La torta, que fue elaborada por un grupo de aproximadamente 50 voluntarios, tiene una longitud de ocho metros y un ancho de 1,20 metros, decorada con los colores de la bandera venezolana. Marelisa Acevedo, presidenta de la fundación, explicó que esta actividad se repite tras el éxito del año anterior, pero adquiere un significado especial debido a la situación actual de muchos niños que han perdido sus hogares y la esperanza tras los recientes desastres naturales.

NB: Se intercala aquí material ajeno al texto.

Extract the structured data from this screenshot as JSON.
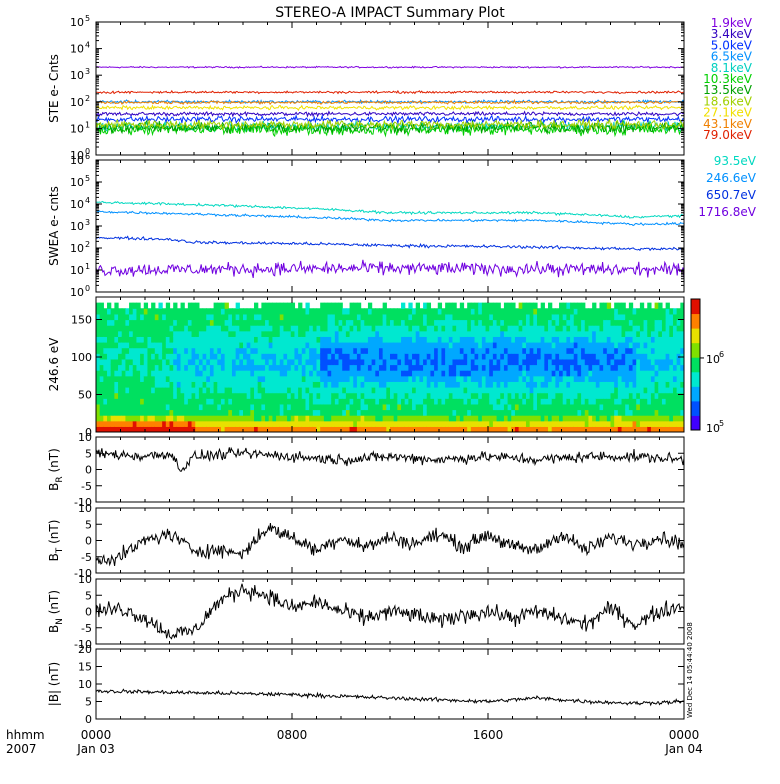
{
  "title": "STEREO-A IMPACT Summary Plot",
  "x_axis": {
    "row1_label": "hhmm",
    "row2_label": "2007",
    "ticks": [
      {
        "t": 0,
        "line1": "0000",
        "line2": "Jan 03"
      },
      {
        "t": 8,
        "line1": "0800",
        "line2": ""
      },
      {
        "t": 16,
        "line1": "1600",
        "line2": ""
      },
      {
        "t": 24,
        "line1": "0000",
        "line2": "Jan 04"
      }
    ],
    "range_hours": [
      0,
      24
    ]
  },
  "side_stamp": "Wed Dec 14 05:44:40 2008",
  "colorbar": {
    "low_label": "10",
    "low_exp": "5",
    "high_label": "10",
    "high_exp": "6",
    "colors": [
      "#4000ff",
      "#0050ff",
      "#00a8ff",
      "#00e8d0",
      "#00e060",
      "#80e000",
      "#e8e000",
      "#ff8000",
      "#e01000"
    ]
  },
  "chart_data": [
    {
      "type": "line",
      "id": "ste",
      "ylabel": "STE e- Cnts",
      "yscale": "log",
      "ylim": [
        1,
        100000
      ],
      "ytick_exponents": [
        "0",
        "1",
        "2",
        "3",
        "4",
        "5"
      ],
      "series": [
        {
          "name": "1.9keV",
          "color": "#8000e0",
          "level": 2000,
          "noise": 0.02
        },
        {
          "name": "3.4keV",
          "color": "#3000c0",
          "level": 35,
          "noise": 0.05
        },
        {
          "name": "5.0keV",
          "color": "#0030ff",
          "level": 22,
          "noise": 0.08
        },
        {
          "name": "6.5keV",
          "color": "#0090ff",
          "level": 100,
          "noise": 0.04
        },
        {
          "name": "8.1keV",
          "color": "#00d0c0",
          "level": 12,
          "noise": 0.12
        },
        {
          "name": "10.3keV",
          "color": "#00d000",
          "level": 9,
          "noise": 0.15
        },
        {
          "name": "13.5keV",
          "color": "#00a000",
          "level": 11,
          "noise": 0.15
        },
        {
          "name": "18.6keV",
          "color": "#a0d000",
          "level": 14,
          "noise": 0.12
        },
        {
          "name": "27.1keV",
          "color": "#f0e000",
          "level": 60,
          "noise": 0.05
        },
        {
          "name": "43.1keV",
          "color": "#f08000",
          "level": 95,
          "noise": 0.04
        },
        {
          "name": "79.0keV",
          "color": "#e02000",
          "level": 230,
          "noise": 0.03
        }
      ]
    },
    {
      "type": "line",
      "id": "swea",
      "ylabel": "SWEA e- cnts",
      "yscale": "log",
      "ylim": [
        1,
        1000000
      ],
      "ytick_exponents": [
        "0",
        "1",
        "2",
        "3",
        "4",
        "5",
        "6"
      ],
      "series": [
        {
          "name": "1716.8eV",
          "color": "#7000e0",
          "x": [
            0,
            6,
            12,
            18,
            24
          ],
          "y": [
            10,
            11,
            12,
            11,
            10
          ],
          "noise": 0.22
        },
        {
          "name": "650.7eV",
          "color": "#0030e0",
          "x": [
            0,
            3,
            4,
            8,
            12,
            18,
            22,
            24
          ],
          "y": [
            300,
            250,
            180,
            160,
            130,
            110,
            90,
            90
          ],
          "noise": 0.05
        },
        {
          "name": "246.6eV",
          "color": "#0090ff",
          "x": [
            0,
            6,
            12,
            18,
            22,
            24
          ],
          "y": [
            4500,
            3000,
            1800,
            1800,
            1200,
            1300
          ],
          "noise": 0.04
        },
        {
          "name": "93.5eV",
          "color": "#00d8c0",
          "x": [
            0,
            6,
            12,
            18,
            22,
            24
          ],
          "y": [
            12000,
            8000,
            4000,
            4000,
            2500,
            3000
          ],
          "noise": 0.04
        }
      ]
    },
    {
      "type": "heatmap",
      "id": "pad",
      "ylabel": "246.6 eV",
      "ylim": [
        0,
        180
      ],
      "yticks": [
        0,
        50,
        100,
        150
      ]
    },
    {
      "type": "line",
      "id": "br",
      "ylabel": "B",
      "ylabel_sub": "R",
      "ylabel_unit": "(nT)",
      "ylim": [
        -10,
        10
      ],
      "yticks": [
        -10,
        -5,
        0,
        5,
        10
      ],
      "x": [
        0,
        2,
        3,
        3.5,
        4,
        6,
        8,
        10,
        12,
        14,
        16,
        18,
        20,
        22,
        24
      ],
      "y": [
        5,
        4,
        5,
        0,
        4,
        5,
        4,
        3,
        4,
        3,
        4,
        3,
        4,
        4,
        3
      ],
      "noise": 1.2
    },
    {
      "type": "line",
      "id": "bt",
      "ylabel": "B",
      "ylabel_sub": "T",
      "ylabel_unit": "(nT)",
      "ylim": [
        -10,
        10
      ],
      "yticks": [
        -10,
        -5,
        0,
        5,
        10
      ],
      "x": [
        0,
        1,
        2,
        3,
        4,
        5,
        6,
        7,
        8,
        9,
        10,
        11,
        12,
        13,
        14,
        15,
        16,
        17,
        18,
        19,
        20,
        21,
        22,
        23,
        24
      ],
      "y": [
        -6,
        -5,
        0,
        2,
        -3,
        -3,
        -4,
        4,
        1,
        -3,
        1,
        -2,
        1,
        -1,
        2,
        -2,
        2,
        -2,
        -3,
        2,
        -3,
        1,
        -1,
        1,
        -1
      ],
      "noise": 1.6
    },
    {
      "type": "line",
      "id": "bn",
      "ylabel": "B",
      "ylabel_sub": "N",
      "ylabel_unit": "(nT)",
      "ylim": [
        -10,
        10
      ],
      "yticks": [
        -10,
        -5,
        0,
        5,
        10
      ],
      "x": [
        0,
        1,
        2,
        3,
        4,
        5,
        6,
        7,
        8,
        9,
        10,
        11,
        12,
        13,
        14,
        15,
        16,
        17,
        18,
        19,
        20,
        21,
        22,
        23,
        24
      ],
      "y": [
        0,
        1,
        -2,
        -7,
        -6,
        3,
        7,
        5,
        1,
        3,
        0,
        -2,
        0,
        -1,
        -3,
        -1,
        0,
        -2,
        0,
        -2,
        -4,
        1,
        -4,
        0,
        2
      ],
      "noise": 1.8
    },
    {
      "type": "line",
      "id": "bmag",
      "ylabel": "|B| (nT)",
      "ylim": [
        0,
        20
      ],
      "yticks": [
        0,
        5,
        10,
        15,
        20
      ],
      "x": [
        0,
        4,
        8,
        12,
        16,
        18,
        20,
        22,
        24
      ],
      "y": [
        8,
        7.5,
        7,
        6,
        5,
        6,
        5,
        4.5,
        5
      ],
      "noise": 0.4
    }
  ]
}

Wilman Villegas, otro miembro de la fundación, indicó que se estima repartir alrededor de 3.000 pedazos de torta en los refugios del municipio Sucre, en el este de Caracas. La comida no solo representa un gesto de apoyo, sino que se considera un símbolo de alegría y resiliencia para los niños en esta complicada etapa de sus vidas. La intención es brindarles un trozo de felicidad en un momento de incertidumbre y dolor.
Los terremotos que afectaron a Venezuela han dejado un saldo trágico de más de 5.000 fallecidos y más de 16.000 heridos, además de 21.235 personas que continúan vivieron en 107 campamentos transitorios. La devastación en el estado de La Guaira, cercano a Caracas, es particularmente grave, lo que ha llevado al Gobierno a anunciar el inicio de un censo biométrico para determinar cuántas viviendas serán necesarias para reconstruir las zonas afectadas, con estimaciones de hasta 25.000 unidades necesarias.
Esta celebración en pro de los niños no solo responde a una necesidad inmediata de atención y contención, sino que también busca restaurar un sentido de normalidad y felicidad en un contexto de crisis nacional. La torta gigante se convierte, así, en un gesto de esperanza que resuena profundamente en un país que enfrenta desafíos considerables tras los desastres naturales, pero también en la fortaleza y unidad de su comunidad.